Music | Tugging at the heartstrings of a nation


Lata Mangeshkar; Getty Images

As India gained Independence, the original patrons of classical music, the rajas and maharajas, wound up their princely states, leaving musicians to fend for themselves. Musicians realised they had to build their own ecosystem, from creating gharanas to cultivating students and creating new public spaces for performances. For many, the government became the new patron, through employment with the All India Radio (AIR). Radio Sangeet Sammelan, which started in 1952, was a pathbreaking programme that helped musicians reach out to audiences across India. Lata Mangeshkar had started playback singing in 1947, for the film Aapki Sewa Mein, and continued to regale audiences until she passed away in 2022.


Ustad Ali Akbar Khan and Pandit Ravi Shankar travelled abroad to showcase Indian music and culture. The popularisation of the sitar by Ravi Shankar inspired many foreign musicians to come down to India and collaborate. Among the other classical musicians who started travelling abroad were Pandit Shiv Kumar Sharma, Ustad Alla Rakha and Pandit Hariprasad Chaurasia. Due to their versatility, several classical musicians, such as Pandit Ram Narayan and Ustad Rais Khan, started playing and singing for films—something unheard of earlier. Indian musicians being recorded on LPs, especially by The Gramophone Company of India, gave a huge fillip to classical music. The growth of music circles—the Dadar Matunga music circle, Vile Parle music circle, among others, in Mumbai—played a huge role in providing a platform to musicians.

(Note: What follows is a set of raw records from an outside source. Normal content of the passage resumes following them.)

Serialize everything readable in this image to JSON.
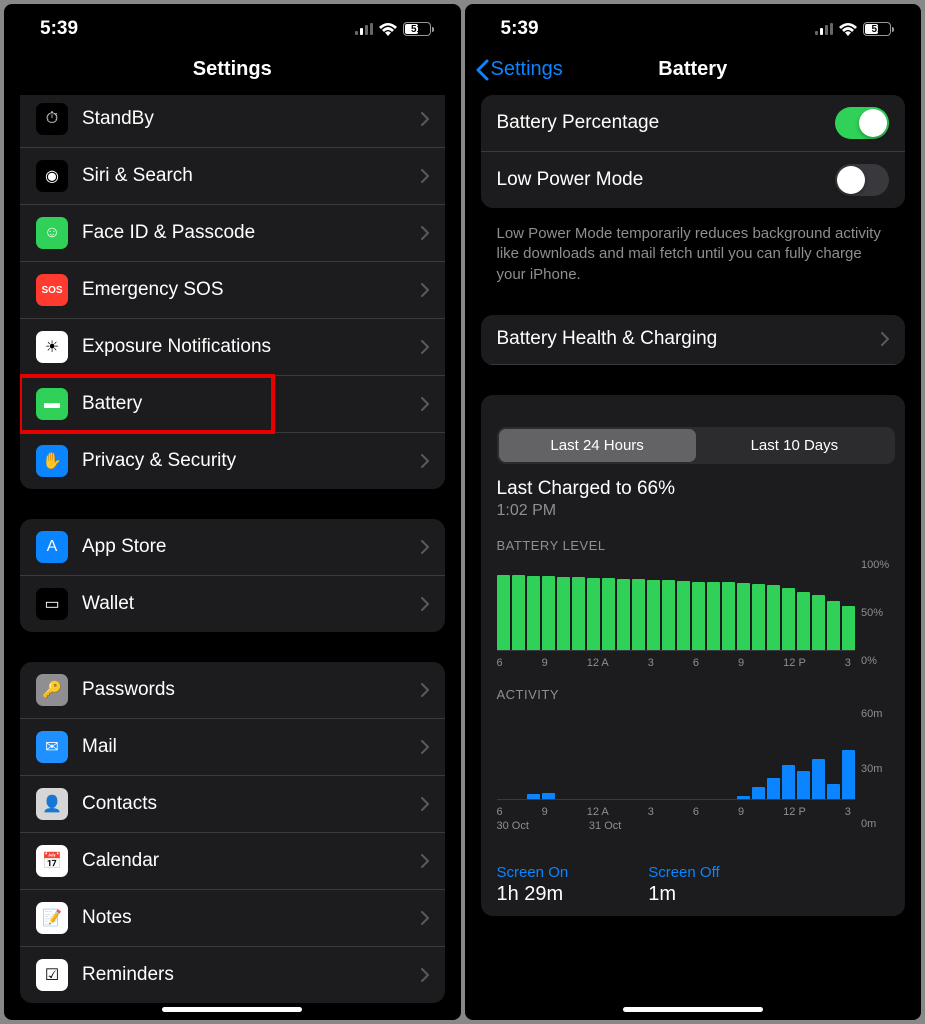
{
  "status": {
    "time": "5:39",
    "battery_pct": "51",
    "battery_fill_pct": 51
  },
  "left": {
    "title": "Settings",
    "groups": [
      {
        "clipped_top": true,
        "items": [
          {
            "id": "standby",
            "label": "StandBy",
            "icon_bg": "#000",
            "glyph": "⏱"
          },
          {
            "id": "siri",
            "label": "Siri & Search",
            "icon_bg": "#000",
            "glyph": "◉"
          },
          {
            "id": "faceid",
            "label": "Face ID & Passcode",
            "icon_bg": "#30d158",
            "glyph": "☺"
          },
          {
            "id": "sos",
            "label": "Emergency SOS",
            "icon_bg": "#ff3b30",
            "glyph": "SOS"
          },
          {
            "id": "exposure",
            "label": "Exposure Notifications",
            "icon_bg": "#fff",
            "glyph": "☀"
          },
          {
            "id": "battery",
            "label": "Battery",
            "icon_bg": "#30d158",
            "glyph": "▬",
            "highlight": true
          },
          {
            "id": "privacy",
            "label": "Privacy & Security",
            "icon_bg": "#0a84ff",
            "glyph": "✋"
          }
        ]
      },
      {
        "items": [
          {
            "id": "appstore",
            "label": "App Store",
            "icon_bg": "#0a84ff",
            "glyph": "A"
          },
          {
            "id": "wallet",
            "label": "Wallet",
            "icon_bg": "#000",
            "glyph": "▭"
          }
        ]
      },
      {
        "items": [
          {
            "id": "passwords",
            "label": "Passwords",
            "icon_bg": "#8e8e93",
            "glyph": "🔑"
          },
          {
            "id": "mail",
            "label": "Mail",
            "icon_bg": "#1e90ff",
            "glyph": "✉"
          },
          {
            "id": "contacts",
            "label": "Contacts",
            "icon_bg": "#d6d6d6",
            "glyph": "👤"
          },
          {
            "id": "calendar",
            "label": "Calendar",
            "icon_bg": "#fff",
            "glyph": "📅"
          },
          {
            "id": "notes",
            "label": "Notes",
            "icon_bg": "#fff",
            "glyph": "📝"
          },
          {
            "id": "reminders",
            "label": "Reminders",
            "icon_bg": "#fff",
            "glyph": "☑"
          }
        ]
      }
    ]
  },
  "right": {
    "back": "Settings",
    "title": "Battery",
    "toggles": [
      {
        "id": "pct",
        "label": "Battery Percentage",
        "on": true
      },
      {
        "id": "lpm",
        "label": "Low Power Mode",
        "on": false
      }
    ],
    "lpm_footer": "Low Power Mode temporarily reduces background activity like downloads and mail fetch until you can fully charge your iPhone.",
    "health_label": "Battery Health & Charging",
    "segments": [
      "Last 24 Hours",
      "Last 10 Days"
    ],
    "active_segment": 0,
    "last_charged_label": "Last Charged to 66%",
    "last_charged_time": "1:02 PM",
    "battery_level_label": "BATTERY LEVEL",
    "activity_label": "ACTIVITY",
    "screen_on_label": "Screen On",
    "screen_on_value": "1h 29m",
    "screen_off_label": "Screen Off",
    "screen_off_value": "1m",
    "x_ticks": [
      "6",
      "9",
      "12 A",
      "3",
      "6",
      "9",
      "12 P",
      "3"
    ],
    "x_dates": [
      "30 Oct",
      "31 Oct"
    ],
    "y_level": [
      "100%",
      "50%",
      "0%"
    ],
    "y_activity": [
      "60m",
      "30m",
      "0m"
    ]
  },
  "chart_data": {
    "type": "bar",
    "battery_level": {
      "title": "BATTERY LEVEL",
      "ylabel": "%",
      "ylim": [
        0,
        100
      ],
      "x": [
        "6",
        "",
        "",
        "9",
        "",
        "",
        "12A",
        "",
        "",
        "3",
        "",
        "",
        "6",
        "",
        "",
        "9",
        "",
        "",
        "12P",
        "",
        "",
        "3",
        "",
        ""
      ],
      "values": [
        82,
        82,
        81,
        81,
        80,
        80,
        79,
        79,
        78,
        78,
        77,
        77,
        76,
        75,
        75,
        74,
        73,
        72,
        71,
        68,
        64,
        60,
        54,
        48
      ]
    },
    "activity": {
      "title": "ACTIVITY",
      "ylabel": "minutes",
      "ylim": [
        0,
        60
      ],
      "x": [
        "6",
        "",
        "",
        "9",
        "",
        "",
        "12A",
        "",
        "",
        "3",
        "",
        "",
        "6",
        "",
        "",
        "9",
        "",
        "",
        "12P",
        "",
        "",
        "3",
        "",
        ""
      ],
      "values": [
        0,
        0,
        3,
        4,
        0,
        0,
        0,
        0,
        0,
        0,
        0,
        0,
        0,
        0,
        0,
        0,
        2,
        8,
        14,
        22,
        18,
        26,
        10,
        32
      ]
    }
  }
}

This era saw the emergence of young musicians. Corporates started entering the classical music world by way of sponsoring programmes. The Indian Tobacco Company (ITC) founded the Sangeet Research Academy in Kolkata, while the Tatas started the National Centre for Performing Arts and supported musicians. Another pathbreaking move was the launch of the Society for Promotion of Indian Classical Music Among Youth (SPIC-MACAY) by Dr Kiran Seth in 1977. This nationwide movement helped decode the complex world of classical music to school and college students through lecture-demonstrations and concerts. This outreach has been the biggest classical musical influence for the young.


Sonu Nigam; AFP

Gulshan Kumar launched the T-series label, which released covers of popular film songs, sung by the likes of Sonu Nigam and Anuradha Paudwal, and also bhajans in the form of affordable cassettes. It also started the trend of remixes that later became a genre.


Alisha Chinai

As young singers swelled and there were not enough options to showcase their talent in films, a new genre emerged—Indipop. Independent composers joined hands with young singers to create solo albums with a lot of Western orchestra. Many Indipop stars emerged, notably Daler Mehndi, Shankar Mahadevan, Alisha Chinai, Shubha Mudgal and Shujaat Husain Khan. They also released videos on music channels. Apart from AIR, new FM radio channels also came into being and popularised music.

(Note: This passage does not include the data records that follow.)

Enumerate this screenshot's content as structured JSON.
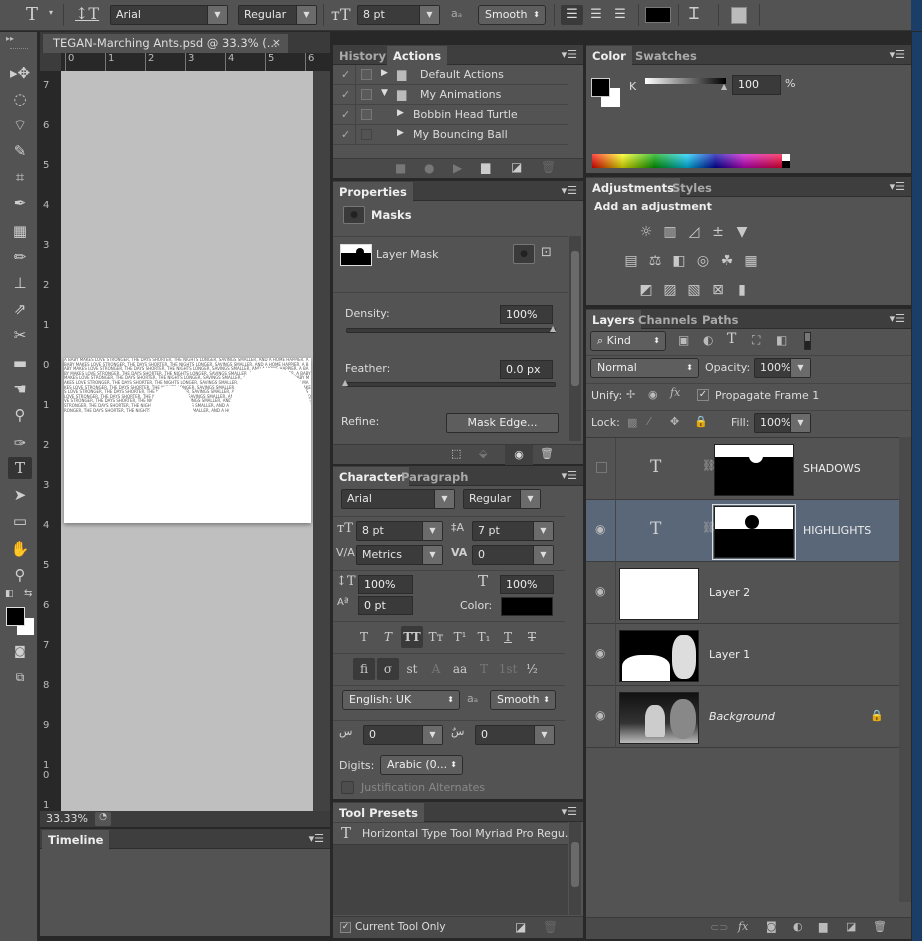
{
  "options_bar": {
    "tool_icon": "type-tool-icon",
    "orientation_icon": "toggle-orientation-icon",
    "font_family": "Arial",
    "font_style": "Regular",
    "font_size": "8 pt",
    "aa_label": "aₐ",
    "anti_alias": "Smooth",
    "align": [
      "align-left",
      "align-center",
      "align-right"
    ],
    "text_color": "#000000",
    "warp_icon": "warp-text-icon",
    "char_panel_icon": "character-panel-icon"
  },
  "document": {
    "tab_title": "TEGAN-Marching Ants.psd @ 33.3% (...",
    "close": "×",
    "zoom": "33.33%",
    "ruler_h": [
      "0",
      "1",
      "2",
      "3",
      "4",
      "5",
      "6"
    ],
    "ruler_v": [
      "7",
      "6",
      "5",
      "4",
      "3",
      "2",
      "1",
      "0",
      "1",
      "2",
      "3",
      "4",
      "5",
      "6",
      "7",
      "8",
      "9",
      "1 0",
      "1"
    ],
    "canvas_text": "A BABY MAKES LOVE STRONGER, THE DAYS SHORTER, THE NIGHTS LONGER, SAVINGS SMALLER, AND A HOME HAPPIER. A BABY MAKES LOVE STRONGER, THE DAYS SHORTER, THE NIGHTS LONGER, SAVINGS SMALLER, AND A HOME HAPPIER."
  },
  "timeline": {
    "tab": "Timeline"
  },
  "actions_panel": {
    "tabs": [
      "History",
      "Actions"
    ],
    "active_tab": "Actions",
    "items": [
      {
        "label": "Default Actions",
        "type": "set",
        "expanded": false,
        "checked": true,
        "dialog": true
      },
      {
        "label": "My Animations",
        "type": "set",
        "expanded": true,
        "checked": true,
        "dialog": true
      },
      {
        "label": "Bobbin Head Turtle",
        "type": "action",
        "checked": true,
        "dialog": true
      },
      {
        "label": "My Bouncing Ball",
        "type": "action",
        "checked": true,
        "dialog": false
      }
    ],
    "footer": [
      "stop-icon",
      "record-icon",
      "play-icon",
      "folder-icon",
      "new-action-icon",
      "trash-icon"
    ]
  },
  "properties_panel": {
    "tab": "Properties",
    "section": "Masks",
    "mask_label": "Layer Mask",
    "density_label": "Density:",
    "density_value": "100%",
    "density_fraction": 1.0,
    "feather_label": "Feather:",
    "feather_value": "0.0 px",
    "feather_fraction": 0.0,
    "refine_label": "Refine:",
    "mask_edge_button": "Mask Edge..."
  },
  "character_panel": {
    "tabs": [
      "Character",
      "Paragraph"
    ],
    "font_family": "Arial",
    "font_style": "Regular",
    "size": "8 pt",
    "leading": "7 pt",
    "kerning": "Metrics",
    "tracking": "0",
    "vertical_scale": "100%",
    "horizontal_scale": "100%",
    "baseline_shift": "0 pt",
    "color_label": "Color:",
    "color": "#000000",
    "style_buttons": [
      "T",
      "T",
      "TT",
      "Tт",
      "T¹",
      "T₁",
      "T",
      "T"
    ],
    "opentype_buttons": [
      "fi",
      "σ",
      "st",
      "A",
      "aa",
      "T",
      "1st",
      "½"
    ],
    "language": "English: UK",
    "aa_label": "aₐ",
    "anti_alias": "Smooth",
    "kashida_1": "0",
    "kashida_2": "0",
    "digits_label": "Digits:",
    "digits_value": "Arabic (0...",
    "justification_alternates": "Justification Alternates"
  },
  "tool_presets": {
    "tab": "Tool Presets",
    "items": [
      "Horizontal Type Tool Myriad Pro Regu..."
    ],
    "current_tool_only": "Current Tool Only",
    "current_tool_only_checked": true
  },
  "color_panel": {
    "tabs": [
      "Color",
      "Swatches"
    ],
    "channel": "K",
    "value": "100",
    "unit": "%",
    "k_fraction": 1.0,
    "foreground": "#000000",
    "background": "#ffffff"
  },
  "adjustments_panel": {
    "tabs": [
      "Adjustments",
      "Styles"
    ],
    "heading": "Add an adjustment",
    "rows": [
      [
        "brightness-contrast-icon",
        "levels-icon",
        "curves-icon",
        "exposure-icon",
        "vibrance-icon"
      ],
      [
        "hue-saturation-icon",
        "color-balance-icon",
        "black-white-icon",
        "photo-filter-icon",
        "channel-mixer-icon",
        "color-lookup-icon"
      ],
      [
        "invert-icon",
        "posterize-icon",
        "threshold-icon",
        "selective-color-icon",
        "gradient-map-icon"
      ]
    ]
  },
  "layers_panel": {
    "tabs": [
      "Layers",
      "Channels",
      "Paths"
    ],
    "filter": "Kind",
    "blend_mode": "Normal",
    "opacity_label": "Opacity:",
    "opacity": "100%",
    "unify_label": "Unify:",
    "propagate": "Propagate Frame 1",
    "lock_label": "Lock:",
    "fill_label": "Fill:",
    "fill": "100%",
    "layers": [
      {
        "name": "SHADOWS",
        "type": "text",
        "visible": false,
        "selected": false,
        "has_mask": true
      },
      {
        "name": "HIGHLIGHTS",
        "type": "text",
        "visible": true,
        "selected": true,
        "has_mask": true
      },
      {
        "name": "Layer 2",
        "type": "pixel",
        "visible": true,
        "selected": false
      },
      {
        "name": "Layer 1",
        "type": "pixel",
        "visible": true,
        "selected": false
      },
      {
        "name": "Background",
        "type": "background",
        "visible": true,
        "selected": false,
        "locked": true
      }
    ],
    "footer": [
      "link-icon",
      "fx-icon",
      "add-mask-icon",
      "adjustment-layer-icon",
      "group-icon",
      "new-layer-icon",
      "trash-icon"
    ]
  },
  "colors": {
    "panel_bg": "#535353",
    "selected_layer": "#596779",
    "tab_bar": "#3e3e3e"
  }
}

The Manganiyars; Getty Images

With the new millennium, classical musicians began to repackage music to suit listeners through collaborations, fusion concerts, Sufi music, etc. The duration of concerts became shorter, from three hours to one hour. The accompanying musicians, notably the tabla player, were now being given due recognition in concerts. Technology enabled musicians to go for pickup microphones to enhance the sound and reinvent instruments, such as Niladri Kumar’s Zitar, Kamala Shankar’s Shankar Veena, the electronic tabla, etc. Folk music underwent a makeover, the Manganiyars being one example.

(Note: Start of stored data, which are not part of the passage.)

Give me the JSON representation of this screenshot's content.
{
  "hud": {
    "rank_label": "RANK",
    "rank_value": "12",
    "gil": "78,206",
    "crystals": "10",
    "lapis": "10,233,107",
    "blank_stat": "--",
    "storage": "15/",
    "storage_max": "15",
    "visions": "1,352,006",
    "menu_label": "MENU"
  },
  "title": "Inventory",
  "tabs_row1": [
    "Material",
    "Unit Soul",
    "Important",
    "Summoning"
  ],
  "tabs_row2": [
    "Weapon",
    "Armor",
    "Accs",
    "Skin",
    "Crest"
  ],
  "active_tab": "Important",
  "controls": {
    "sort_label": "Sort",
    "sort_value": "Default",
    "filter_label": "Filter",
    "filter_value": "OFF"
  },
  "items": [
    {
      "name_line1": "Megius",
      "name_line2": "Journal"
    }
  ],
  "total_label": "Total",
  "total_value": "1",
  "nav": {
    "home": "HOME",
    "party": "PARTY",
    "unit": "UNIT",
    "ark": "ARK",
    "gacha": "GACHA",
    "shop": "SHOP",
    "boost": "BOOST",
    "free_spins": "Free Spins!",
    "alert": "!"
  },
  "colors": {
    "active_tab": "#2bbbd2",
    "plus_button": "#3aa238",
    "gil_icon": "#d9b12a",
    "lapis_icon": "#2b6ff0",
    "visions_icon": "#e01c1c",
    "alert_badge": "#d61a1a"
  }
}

Musicians faced socio-economic challenges as the internet gave easy access to classical music. Music companies began to shut down and musicians struggled to release albums. Challenged by technological advancements, they took to social media and also began releasing singles on music streaming services like Spotify and Gaana. More recently, musicians have also donned the role of organisers of music festivals, creating their own ecosystem to survive.